Reality–Human Boundary Layer (RHBL) is a multi-layer verification engine designed to determine whether digital content originates from a real human and whether it obeys real-world physical, biological, and temporal laws.
The system is structured as independent analytical layers that operate in parallel and are fused into a final trust decision with explicit confidence handling.
This repository integrates:
- Layer A – Human Authenticity Verification
- Layer C – Reality Consistency Validation
- Layer D – Trust Fusion and Decision Engine
The architecture is modular, scalable, and suitable for real-time and batch verification workflows.
Advances in generative AI have made it increasingly difficult to distinguish between authentic human-generated content and AI-manipulated media. Deepfakes, synthetic videos, and impersonation attacks pose serious risks in finance, governance, media, and public safety.
Existing systems focus on isolated detection techniques. RHBL addresses this gap by combining biological authenticity signals with real-world consistency validation into a single trust framework.
RHBL follows a layered, neuro-symbolic architecture.
Purpose: Determine whether a real human is present behind the content.
Signals analyzed:
- Physiological cues (e.g., rPPG-based heartbeat estimation)
- Micro-expression dynamics
- Speech rhythm and temporal irregularities
- Behavioral response patterns
Output:
- Human Authenticity Score (0–1)
- Signal-level breakdown
- Uncertainty estimate
Purpose: Verify whether the content obeys real-world physical, biological, and temporal laws.
Checks performed:
- Physics continuity (motion, inertia, gravity)
- Temporal coherence across frames
- Biological plausibility of motion and posture
- Skeletal consistency over time
Output:
- Reality Consistency Score (0–1)
- Component-wise scores (Physics, Temporal, Biological)

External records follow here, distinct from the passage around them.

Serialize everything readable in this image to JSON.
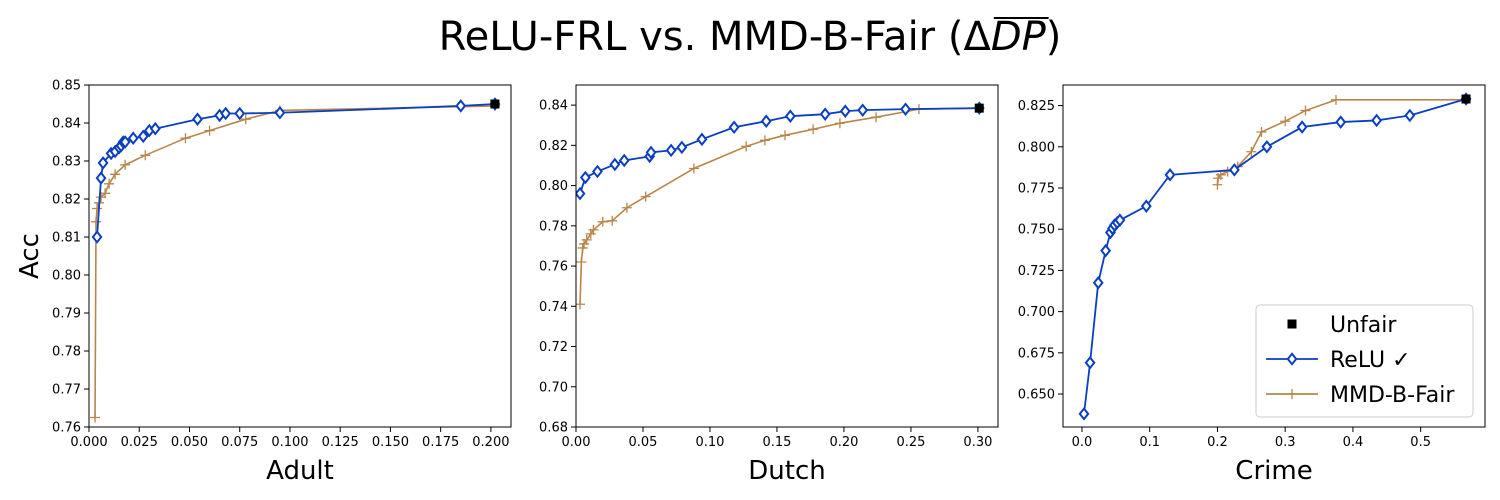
{
  "figure": {
    "title": "ReLU-FRL vs. MMD-B-Fair (ΔDP)",
    "title_main": "ReLU-FRL vs. MMD-B-Fair (Δ",
    "title_dp": "DP",
    "title_close": ")"
  },
  "legend": {
    "placement": "lower-right",
    "entries": [
      "Unfair",
      "ReLU ✓",
      "MMD-B-Fair"
    ]
  },
  "colors": {
    "relu": "#0a3fc2",
    "mmd": "#b8864a",
    "unfair": "#000000"
  },
  "chart_data": [
    {
      "type": "line",
      "xlabel": "Adult",
      "ylabel": "Acc",
      "xlim": [
        0.0,
        0.21
      ],
      "ylim": [
        0.76,
        0.85
      ],
      "xticks": [
        "0.000",
        "0.025",
        "0.050",
        "0.075",
        "0.100",
        "0.125",
        "0.150",
        "0.175",
        "0.200"
      ],
      "xtick_values": [
        0.0,
        0.025,
        0.05,
        0.075,
        0.1,
        0.125,
        0.15,
        0.175,
        0.2
      ],
      "yticks": [
        "0.76",
        "0.77",
        "0.78",
        "0.79",
        "0.80",
        "0.81",
        "0.82",
        "0.83",
        "0.84",
        "0.85"
      ],
      "ytick_values": [
        0.76,
        0.77,
        0.78,
        0.79,
        0.8,
        0.81,
        0.82,
        0.83,
        0.84,
        0.85
      ],
      "series": [
        {
          "name": "Unfair",
          "marker": "square",
          "points": [
            [
              0.202,
              0.845
            ]
          ]
        },
        {
          "name": "ReLU ✓",
          "marker": "diamond",
          "points": [
            [
              0.004,
              0.81
            ],
            [
              0.006,
              0.8255
            ],
            [
              0.007,
              0.8295
            ],
            [
              0.011,
              0.832
            ],
            [
              0.013,
              0.8325
            ],
            [
              0.015,
              0.8335
            ],
            [
              0.016,
              0.834
            ],
            [
              0.017,
              0.835
            ],
            [
              0.018,
              0.835
            ],
            [
              0.022,
              0.836
            ],
            [
              0.027,
              0.8365
            ],
            [
              0.03,
              0.838
            ],
            [
              0.033,
              0.8385
            ],
            [
              0.054,
              0.841
            ],
            [
              0.065,
              0.842
            ],
            [
              0.068,
              0.8425
            ],
            [
              0.075,
              0.8425
            ],
            [
              0.095,
              0.8427
            ],
            [
              0.185,
              0.8445
            ],
            [
              0.202,
              0.845
            ]
          ]
        },
        {
          "name": "MMD-B-Fair",
          "marker": "plus",
          "points": [
            [
              0.003,
              0.7625
            ],
            [
              0.0035,
              0.814
            ],
            [
              0.004,
              0.8175
            ],
            [
              0.005,
              0.819
            ],
            [
              0.006,
              0.8205
            ],
            [
              0.008,
              0.8215
            ],
            [
              0.01,
              0.824
            ],
            [
              0.013,
              0.8265
            ],
            [
              0.018,
              0.829
            ],
            [
              0.028,
              0.8315
            ],
            [
              0.048,
              0.836
            ],
            [
              0.06,
              0.838
            ],
            [
              0.078,
              0.841
            ],
            [
              0.095,
              0.8433
            ],
            [
              0.202,
              0.8445
            ]
          ]
        }
      ]
    },
    {
      "type": "line",
      "xlabel": "Dutch",
      "ylabel": "",
      "xlim": [
        0.0,
        0.315
      ],
      "ylim": [
        0.68,
        0.85
      ],
      "xticks": [
        "0.00",
        "0.05",
        "0.10",
        "0.15",
        "0.20",
        "0.25",
        "0.30"
      ],
      "xtick_values": [
        0.0,
        0.05,
        0.1,
        0.15,
        0.2,
        0.25,
        0.3
      ],
      "yticks": [
        "0.68",
        "0.70",
        "0.72",
        "0.74",
        "0.76",
        "0.78",
        "0.80",
        "0.82",
        "0.84"
      ],
      "ytick_values": [
        0.68,
        0.7,
        0.72,
        0.74,
        0.76,
        0.78,
        0.8,
        0.82,
        0.84
      ],
      "series": [
        {
          "name": "Unfair",
          "marker": "square",
          "points": [
            [
              0.301,
              0.8385
            ]
          ]
        },
        {
          "name": "ReLU ✓",
          "marker": "diamond",
          "points": [
            [
              0.003,
              0.796
            ],
            [
              0.007,
              0.804
            ],
            [
              0.016,
              0.807
            ],
            [
              0.029,
              0.8105
            ],
            [
              0.036,
              0.8125
            ],
            [
              0.055,
              0.8145
            ],
            [
              0.056,
              0.8165
            ],
            [
              0.071,
              0.8175
            ],
            [
              0.079,
              0.819
            ],
            [
              0.094,
              0.823
            ],
            [
              0.118,
              0.829
            ],
            [
              0.142,
              0.832
            ],
            [
              0.16,
              0.8345
            ],
            [
              0.186,
              0.8355
            ],
            [
              0.201,
              0.837
            ],
            [
              0.214,
              0.8375
            ],
            [
              0.246,
              0.838
            ],
            [
              0.301,
              0.8385
            ]
          ]
        },
        {
          "name": "MMD-B-Fair",
          "marker": "plus",
          "points": [
            [
              0.003,
              0.741
            ],
            [
              0.004,
              0.762
            ],
            [
              0.005,
              0.769
            ],
            [
              0.006,
              0.771
            ],
            [
              0.008,
              0.773
            ],
            [
              0.011,
              0.776
            ],
            [
              0.013,
              0.778
            ],
            [
              0.02,
              0.782
            ],
            [
              0.027,
              0.7825
            ],
            [
              0.038,
              0.789
            ],
            [
              0.052,
              0.7945
            ],
            [
              0.088,
              0.8085
            ],
            [
              0.127,
              0.8195
            ],
            [
              0.141,
              0.8225
            ],
            [
              0.156,
              0.825
            ],
            [
              0.177,
              0.828
            ],
            [
              0.197,
              0.831
            ],
            [
              0.224,
              0.834
            ],
            [
              0.256,
              0.838
            ],
            [
              0.301,
              0.8385
            ]
          ]
        }
      ]
    },
    {
      "type": "line",
      "xlabel": "Crime",
      "ylabel": "",
      "xlim": [
        -0.028,
        0.595
      ],
      "ylim": [
        0.63,
        0.8375
      ],
      "xticks": [
        "0.0",
        "0.1",
        "0.2",
        "0.3",
        "0.4",
        "0.5"
      ],
      "xtick_values": [
        0.0,
        0.1,
        0.2,
        0.3,
        0.4,
        0.5
      ],
      "yticks": [
        "0.650",
        "0.675",
        "0.700",
        "0.725",
        "0.750",
        "0.775",
        "0.800",
        "0.825"
      ],
      "ytick_values": [
        0.65,
        0.675,
        0.7,
        0.725,
        0.75,
        0.775,
        0.8,
        0.825
      ],
      "series": [
        {
          "name": "Unfair",
          "marker": "square",
          "points": [
            [
              0.567,
              0.829
            ]
          ]
        },
        {
          "name": "ReLU ✓",
          "marker": "diamond",
          "points": [
            [
              0.003,
              0.638
            ],
            [
              0.012,
              0.669
            ],
            [
              0.024,
              0.7175
            ],
            [
              0.035,
              0.737
            ],
            [
              0.042,
              0.748
            ],
            [
              0.045,
              0.7505
            ],
            [
              0.048,
              0.7525
            ],
            [
              0.052,
              0.754
            ],
            [
              0.056,
              0.7555
            ],
            [
              0.095,
              0.764
            ],
            [
              0.13,
              0.783
            ],
            [
              0.225,
              0.786
            ],
            [
              0.273,
              0.8
            ],
            [
              0.325,
              0.812
            ],
            [
              0.382,
              0.815
            ],
            [
              0.435,
              0.816
            ],
            [
              0.484,
              0.819
            ],
            [
              0.567,
              0.829
            ]
          ]
        },
        {
          "name": "MMD-B-Fair",
          "marker": "plus",
          "points": [
            [
              0.2,
              0.777
            ],
            [
              0.201,
              0.781
            ],
            [
              0.205,
              0.783
            ],
            [
              0.215,
              0.785
            ],
            [
              0.23,
              0.788
            ],
            [
              0.25,
              0.797
            ],
            [
              0.265,
              0.809
            ],
            [
              0.3,
              0.8155
            ],
            [
              0.33,
              0.822
            ],
            [
              0.375,
              0.8285
            ],
            [
              0.567,
              0.8285
            ]
          ]
        }
      ]
    }
  ]
}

- Explanation trace for detected violations
Purpose: Fuse Layer A and Layer C outputs into a single trust decision.
Method:
- Weighted probabilistic fusion
- Explicit confidence estimation
- Non-binary trust scoring
Output:
- Final Trust Score (0–1)
- Confidence level (High / Medium / Low)
- Layer-wise reasoning trace
reality_engine/
│
├── backend/
│ ├── main.py # Unified FastAPI entry point
│ │
│ ├── layer_a/ # Human Authenticity Layer
│ │ ├── logic.py
│ │ ├── database.py
│ │ └── __init__.py
│ │
│ ├── layer_c/ # Reality Consistency Layer
│ │ ├── physics.py
│ │ ├── temporal.py
│ │ ├── biology.py
│ │ ├── skeleton.py
│ │ └── runner.py
│ │
│ ├── fusion/
│ │ └── trust_fusion.py # Trust decision logic
│ │
│ ├── utils/
│ │ └── video.py # Video processing utilities
│ │
│ └── requirements.txt
│
└── frontend/
├── index.html
├── css/
└── js/
- Video is uploaded to the unified backend API.
- Layer A processes the video for human authenticity signals.
- Layer C analyzes pose, motion, and temporal consistency.
- Layer D fuses both results into a final trust score.
- Frontend visualizes trust score, confidence, and reasoning trace.
{
"trust_score": 0.61,
"confidence": "MEDIUM",
"layer_a": {
"human_authenticity_score": 0.78
},
"layer_c": {
"reality_score": 0.57,
"components": {
"physics": 0.71,
"temporal": 0.61,
"biological": 0.39
},
"explanation": [
"Biological motion inconsistency detected"
]
}
}- Video upload and validation
- Optional live camera feed (experimental)
- Trust score visualization
- Layer-wise consistency bars
- Frame-level violation indicators
- Human-readable reasoning trace
All components used in RHBL are based on existing, proven technologies:
- rPPG and physiological analysis
- Pose estimation and skeletal tracking
- Temporal signal analysis
- Rule-based and probabilistic fusion
The innovation lies in layered integration, not in inventing new physics or biology models.
RHBL is designed to scale across domains:
- Finance: fraud and impersonation detection
- Governance: verification of official communications
- Media: deepfake detection and watermarking
- Defense: escalation under uncertainty
Future layers can be added without modifying existing layers.